In particular, Fallows describes Obama’s 2009 visit to Beijing, amid a period of increased international bluster on the part of some in the Chinese government:

Yet even as Obama was politely listening to lectures about China’s new superiority, members of his administration were executing an elaborate pincer movement to reestablish American influence, real and perceived, among the growing economies of Asia. In practically every formal statement by U.S. officials, from President Obama to Secretaries Clinton, Geithner, and Gates, U.S. representatives hammered home a single message. The message was that America welcomed rather than feared China’s continued rise.

That “pincer” policy included doubling down on U.S. relations with other East Asian countries during a period when China’s diplomatic stance was less than diplomatic. It culminated, Fallows writes, in the establishment of a permanent U.S. base on Australia’s north coast.

I find this account largely convincing, but I do question the “better footing” characterization of U.S.–China relations under these conditions. If the improvement is in the U.S. influence in the region and a perceived retrenchment of Chinese regional power, I’m not sure that puts the relationship on great footing. (I don’t ascribe this tradeoff to Fallows’s account; that’s my own interpretation.)

The relationship between the two countries is complex and, in my assessment, largely stable. Tossing aside abstract international relations debates between those who believe great powers must balance one another and those who believe 21st century economic integration makes Cold War rivalry untenable, I like to argue that the United States and China are so deeply tied that an alignment of interests is inevitable.
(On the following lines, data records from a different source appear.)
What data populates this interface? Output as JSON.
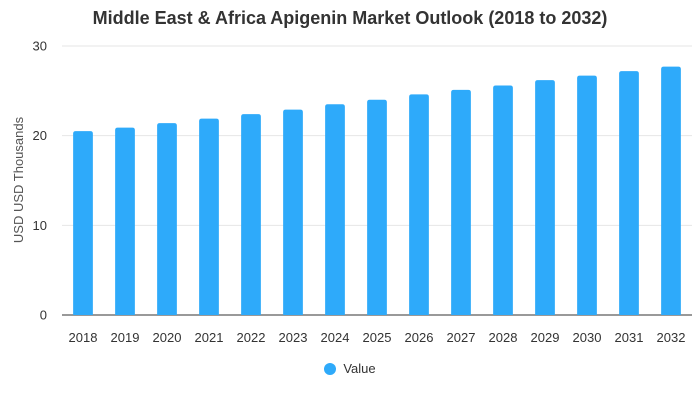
{
  "chart_data": {
    "type": "bar",
    "title": "Middle East & Africa Apigenin Market Outlook (2018 to 2032)",
    "xlabel": "",
    "ylabel": "USD USD Thousands",
    "categories": [
      "2018",
      "2019",
      "2020",
      "2021",
      "2022",
      "2023",
      "2024",
      "2025",
      "2026",
      "2027",
      "2028",
      "2029",
      "2030",
      "2031",
      "2032"
    ],
    "series": [
      {
        "name": "Value",
        "values": [
          20.5,
          20.9,
          21.4,
          21.9,
          22.4,
          22.9,
          23.5,
          24.0,
          24.6,
          25.1,
          25.6,
          26.2,
          26.7,
          27.2,
          27.7
        ]
      }
    ],
    "ylim": [
      0,
      30
    ],
    "yticks": [
      0,
      10,
      20,
      30
    ],
    "grid": true,
    "legend_position": "bottom-center",
    "bar_color": "#2eaafa"
  }
}
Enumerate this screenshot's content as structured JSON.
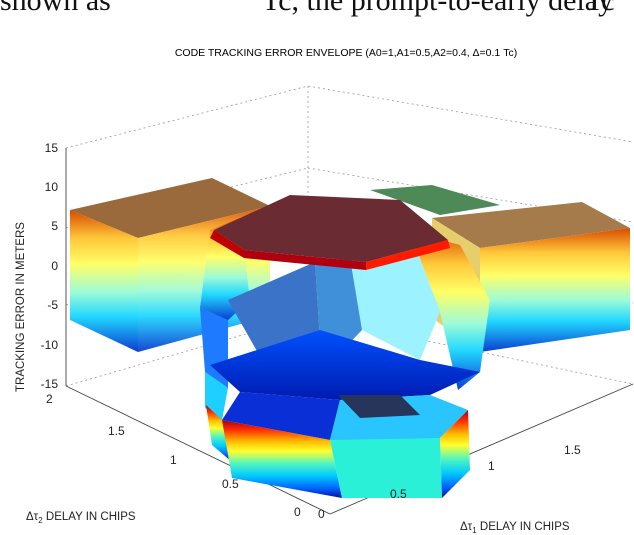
{
  "header_text": {
    "left": "shown as ",
    "right": "Tc",
    "middle": "Tc, the prompt-to-early delay"
  },
  "chart_data": {
    "type": "surface",
    "title": "CODE TRACKING ERROR ENVELOPE (A0=1,A1=0.5,A2=0.4, Δ=0.1 Tc)",
    "zlabel": "TRACKING ERROR IN METERS",
    "xlabel": "Δτ1 DELAY IN CHIPS",
    "ylabel": "Δτ2 DELAY IN CHIPS",
    "xlabel_main": "Δτ",
    "xlabel_sub": "1",
    "xlabel_rest": " DELAY IN CHIPS",
    "ylabel_main": "Δτ",
    "ylabel_sub": "2",
    "ylabel_rest": " DELAY IN CHIPS",
    "z_ticks": [
      "15",
      "10",
      "5",
      "0",
      "-5",
      "-10",
      "-15"
    ],
    "x_ticks": [
      "0",
      "0.5",
      "1",
      "1.5"
    ],
    "y_ticks": [
      "0",
      "0.5",
      "1",
      "1.5",
      "2"
    ],
    "xlim": [
      0,
      2
    ],
    "ylim": [
      0,
      2
    ],
    "zlim": [
      -15,
      15
    ],
    "colormap": "jet",
    "envelope": {
      "upper_max_m": 9,
      "lower_min_m": -12,
      "center_upper_m": 14,
      "center_lower_m": -13
    }
  }
}
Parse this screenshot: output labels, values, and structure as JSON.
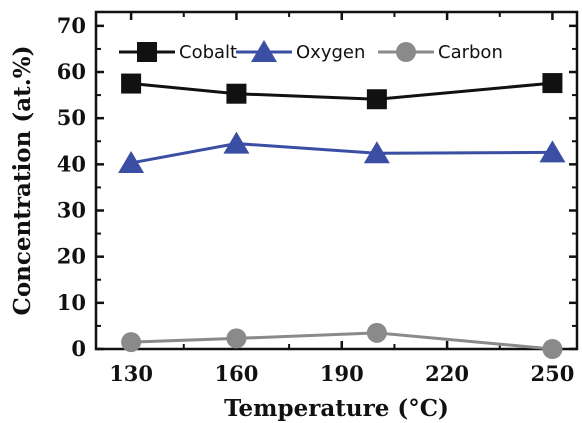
{
  "chart_data": {
    "type": "line",
    "xlabel": "Temperature (°C)",
    "ylabel": "Concentration (at.%)",
    "xlim": [
      120,
      257
    ],
    "ylim": [
      0,
      73
    ],
    "xticks": [
      130,
      160,
      190,
      220,
      250
    ],
    "xtick_labels": [
      "130",
      "160",
      "190",
      "220",
      "250"
    ],
    "yticks": [
      0,
      10,
      20,
      30,
      40,
      50,
      60,
      70
    ],
    "ytick_labels": [
      "0",
      "10",
      "20",
      "30",
      "40",
      "50",
      "60",
      "70"
    ],
    "grid": false,
    "legend_position": "top",
    "series": [
      {
        "name": "Cobalt",
        "marker": "square",
        "color": "#111111",
        "points": [
          [
            130,
            57.5
          ],
          [
            160,
            55.3
          ],
          [
            200,
            54.1
          ],
          [
            250,
            57.6
          ]
        ]
      },
      {
        "name": "Oxygen",
        "marker": "triangle",
        "color": "#3a4fa3",
        "points": [
          [
            130,
            40.3
          ],
          [
            160,
            44.5
          ],
          [
            200,
            42.4
          ],
          [
            250,
            42.6
          ]
        ]
      },
      {
        "name": "Carbon",
        "marker": "circle",
        "color": "#8a8a8a",
        "points": [
          [
            130,
            1.5
          ],
          [
            160,
            2.3
          ],
          [
            200,
            3.5
          ],
          [
            250,
            0.0
          ]
        ]
      }
    ]
  }
}
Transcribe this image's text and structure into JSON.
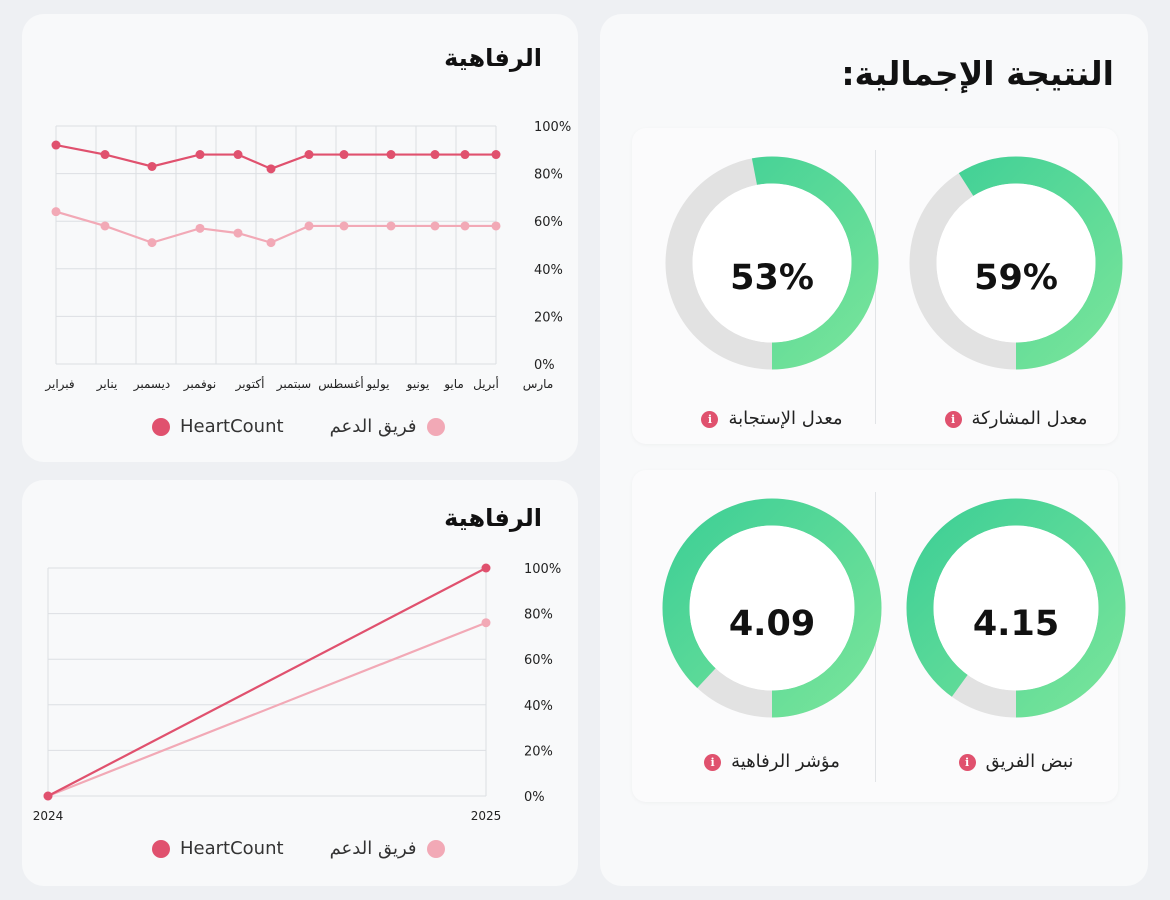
{
  "overall": {
    "title": "النتيجة الإجمالية:",
    "metrics": [
      {
        "label": "معدل المشاركة",
        "value": "59%",
        "fraction": 0.59,
        "ring": "partial"
      },
      {
        "label": "معدل الإستجابة",
        "value": "53%",
        "fraction": 0.53,
        "ring": "partial"
      },
      {
        "label": "نبض الفريق",
        "value": "4.15",
        "fraction": 0.9,
        "ring": "gradient"
      },
      {
        "label": "مؤشر الرفاهية",
        "value": "4.09",
        "fraction": 0.88,
        "ring": "gradient"
      }
    ],
    "info_glyph": "i"
  },
  "colors": {
    "heartcount": "#e0516e",
    "team": "#f2a9b6",
    "ring_green": "#3ecf96",
    "ring_green_light": "#78e49a",
    "ring_track": "#e2e2e2"
  },
  "chart_data": [
    {
      "type": "line",
      "title": "الرفاهية",
      "categories": [
        "مارس",
        "أبريل",
        "مايو",
        "يونيو",
        "يوليو",
        "أغسطس",
        "سبتمبر",
        "أكتوبر",
        "نوفمبر",
        "ديسمبر",
        "يناير",
        "فبراير"
      ],
      "series": [
        {
          "name": "HeartCount",
          "values": [
            88,
            88,
            88,
            88,
            88,
            88,
            82,
            88,
            88,
            83,
            88,
            92
          ]
        },
        {
          "name": "فريق الدعم",
          "values": [
            58,
            58,
            58,
            58,
            58,
            58,
            51,
            55,
            57,
            51,
            58,
            64
          ]
        }
      ],
      "ylim": [
        0,
        100
      ],
      "yticks": [
        "100%",
        "80%",
        "60%",
        "40%",
        "20%",
        "0%"
      ],
      "grid": true,
      "legend": "bottom"
    },
    {
      "type": "line",
      "title": "الرفاهية",
      "categories": [
        "2024",
        "2025"
      ],
      "series": [
        {
          "name": "HeartCount",
          "values": [
            0,
            100
          ]
        },
        {
          "name": "فريق الدعم",
          "values": [
            0,
            76
          ]
        }
      ],
      "ylim": [
        0,
        100
      ],
      "yticks": [
        "100%",
        "80%",
        "60%",
        "40%",
        "20%",
        "0%"
      ],
      "grid": true,
      "legend": "bottom"
    }
  ]
}
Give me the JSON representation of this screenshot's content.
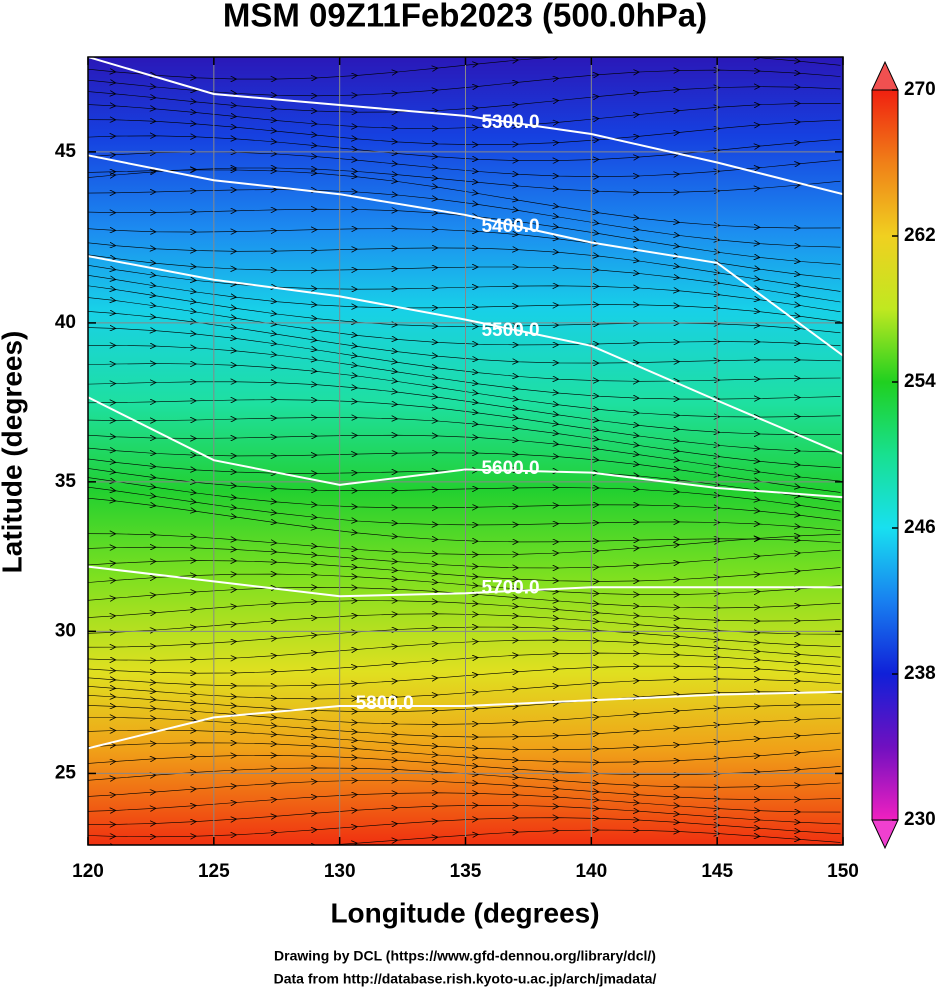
{
  "chart_data": {
    "type": "map",
    "title": "MSM 09Z11Feb2023 (500.0hPa)",
    "x_label": "Longitude (degrees)",
    "y_label": "Latitude  (degrees)",
    "projection": "mercator",
    "xlim": [
      120,
      150
    ],
    "ylim": [
      22.4,
      47.6
    ],
    "xticks": [
      120,
      125,
      130,
      135,
      140,
      145,
      150
    ],
    "yticks": [
      25,
      30,
      35,
      40,
      45
    ],
    "grid": true,
    "colorbar": {
      "lim": [
        230,
        270
      ],
      "ticks": [
        230,
        238,
        246,
        254,
        262,
        270
      ]
    },
    "contour_color": "#ffffff",
    "x": [
      120,
      125,
      130,
      135,
      140,
      145,
      150
    ],
    "contours": [
      {
        "level": {
          "value": 5300,
          "label": "5300.0"
        },
        "lat": [
          47.6,
          46.6,
          46.3,
          46.0,
          45.5,
          44.7,
          43.8
        ]
      },
      {
        "level": {
          "value": 5400,
          "label": "5400.0"
        },
        "lat": [
          44.9,
          44.2,
          43.8,
          43.2,
          42.4,
          41.8,
          39.0
        ]
      },
      {
        "level": {
          "value": 5500,
          "label": "5500.0"
        },
        "lat": [
          42.0,
          41.3,
          40.8,
          40.1,
          39.3,
          37.6,
          35.9
        ]
      },
      {
        "level": {
          "value": 5600,
          "label": "5600.0"
        },
        "lat": [
          37.7,
          35.7,
          34.9,
          35.4,
          35.3,
          34.8,
          34.5
        ]
      },
      {
        "level": {
          "value": 5700,
          "label": "5700.0"
        },
        "lat": [
          32.2,
          31.7,
          31.2,
          31.3,
          31.5,
          31.5,
          31.5
        ]
      },
      {
        "level": {
          "value": 5800,
          "label": "5800.0"
        },
        "lat": [
          25.9,
          27.0,
          27.4,
          27.4,
          27.6,
          27.8,
          27.9
        ]
      }
    ],
    "footer": [
      "Drawing by DCL (https://www.gfd-dennou.org/library/dcl/)",
      "Data from http://database.rish.kyoto-u.ac.jp/arch/jmadata/"
    ]
  }
}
Given that integration, a better footing for the relationship would be manifested in each population’s increased understanding of the others’ needs. This means U.S. voters learning about the needs and priorities of Chinese—and about the forbidding diversity of those priorities. And it means Chinese learning about the living standards and unwillingness to compromise among many in the United States. Both sides, in my dream land, would start building policies based on enlightened mutual interest, which by the way should not be limited to these two countries.

As Fallows tells us, a U.S. president only has so much power, and national identity is hard to shake. But what metric should we use to judge the development of one country’s relationship with another? Perhaps we need something more people-based and less focused on diplomatic victories.